L’homme brandit l’épais manuscrit au-dessus de la foule et parla d’une voix plus forte :
— Grâce à cela, nous avons pu nous développer, nous reproduire depuis un millier d’années. Nous avons réussi à suivre le chemin. Chaque homme a survécu à la naissance, prenant le pouvoir sur la frivolité des femmes. Elles-mêmes ont su lutter pour maintenir l’ordre.
Continuez chers hommes à trouver au fond de vous la volonté d’être digne d’Esfalt car il n’y a que cela qui compte. Il n’y a rien après la mort, rien ne vous suit, rien ne reste, ni gloire, ni pouvoir, juste la reconnaissance d’Esfalt qui vous accueillera comme un père.
Continuez chères femmes à écouter la Nature et les hommes dicter la bonne parole car elle vous conduira directement à lui.
C’est en ça qu’il nous faut continuer de combattre contre ceux qui viennent de l’extérieur, ceux qui remettent en question le pouvoir d’Esfalt. Il faut nous protéger d’eux, les réduire en esclavage, les éloigner de l’influence d’Amitus et ainsi leur montrer le seul et unique chemin qui les sauvera après la mort.

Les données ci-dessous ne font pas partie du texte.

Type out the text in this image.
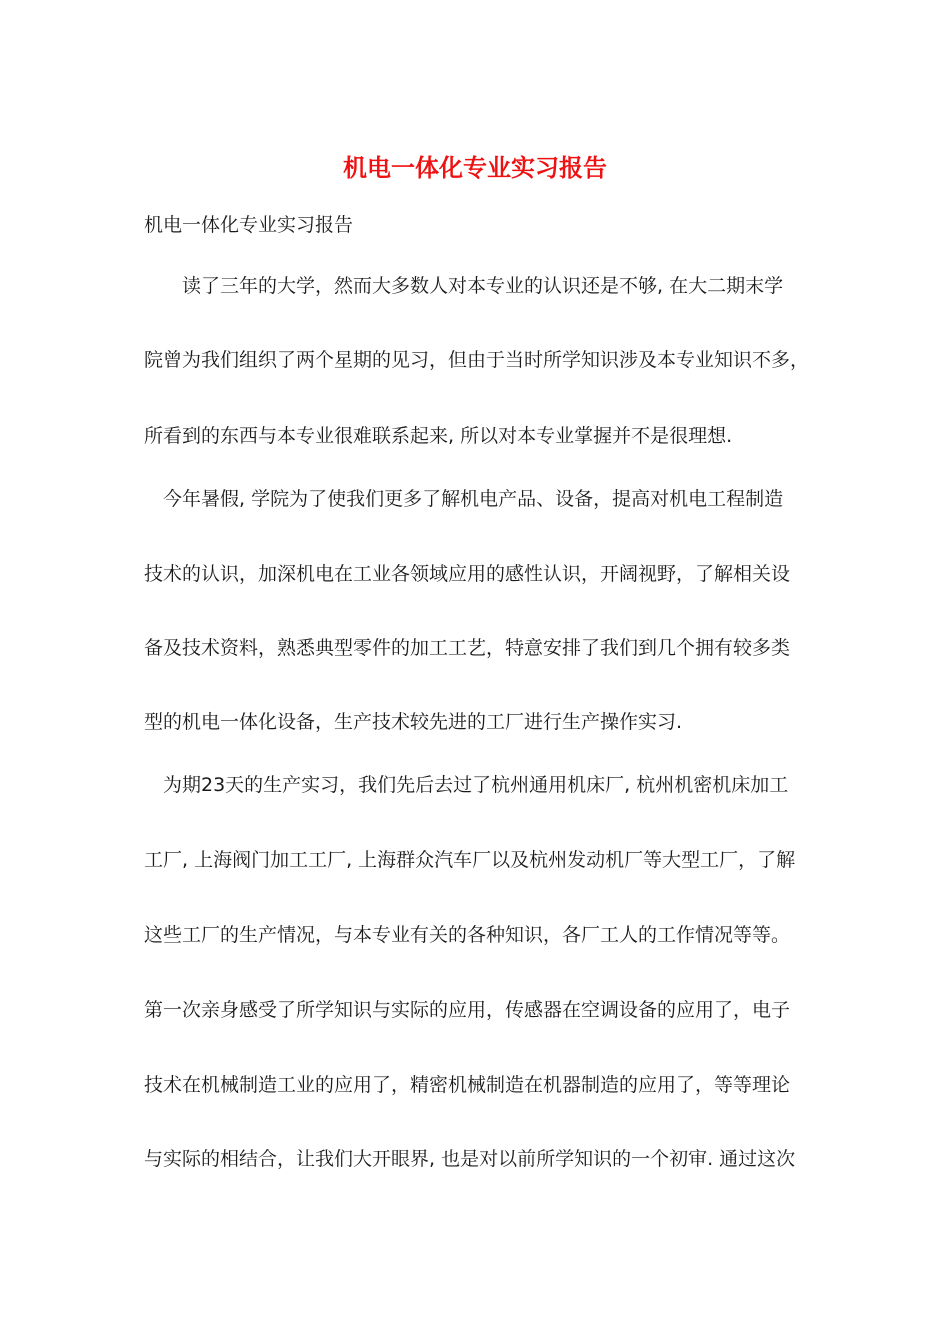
机电一体化专业实习报告
机电一体化专业实习报告
　　读了三年的大学，然而大多数人对本专业的认识还是不够, 在大二期末学
院曾为我们组织了两个星期的见习，但由于当时所学知识涉及本专业知识不多，
所看到的东西与本专业很难联系起来, 所以对本专业掌握并不是很理想.
　今年暑假, 学院为了使我们更多了解机电产品、设备，提高对机电工程制造
技术的认识，加深机电在工业各领域应用的感性认识，开阔视野，了解相关设
备及技术资料，熟悉典型零件的加工工艺，特意安排了我们到几个拥有较多类
型的机电一体化设备，生产技术较先进的工厂进行生产操作实习.
　为期23天的生产实习，我们先后去过了杭州通用机床厂, 杭州机密机床加工
工厂, 上海阀门加工工厂, 上海群众汽车厂以及杭州发动机厂等大型工厂，了解
这些工厂的生产情况，与本专业有关的各种知识，各厂工人的工作情况等等。
第一次亲身感受了所学知识与实际的应用，传感器在空调设备的应用了，电子
技术在机械制造工业的应用了，精密机械制造在机器制造的应用了，等等理论
与实际的相结合，让我们大开眼界, 也是对以前所学知识的一个初审. 通过这次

— Gloire à Esflat ! cria la foule.
— Mes chers Mensvaccum maintenant que la vanitas est dite, réjouissons nous ! La nuit tombante, nous chanterons sous la lune la parole d’Esfalt.
Pendant que le silence retombait, l’aigle eut l’impression que le regard du vieil homme s’était posé sur lui. Estimant qu’il en avait entendu assez, il déploya ses ailes et s’envola. Passant par-dessus les remparts, l’oiseau prit de la vitesse et s’éloigna de la haute tour, filant dans le crépuscule pour retourner là où on l’attendait.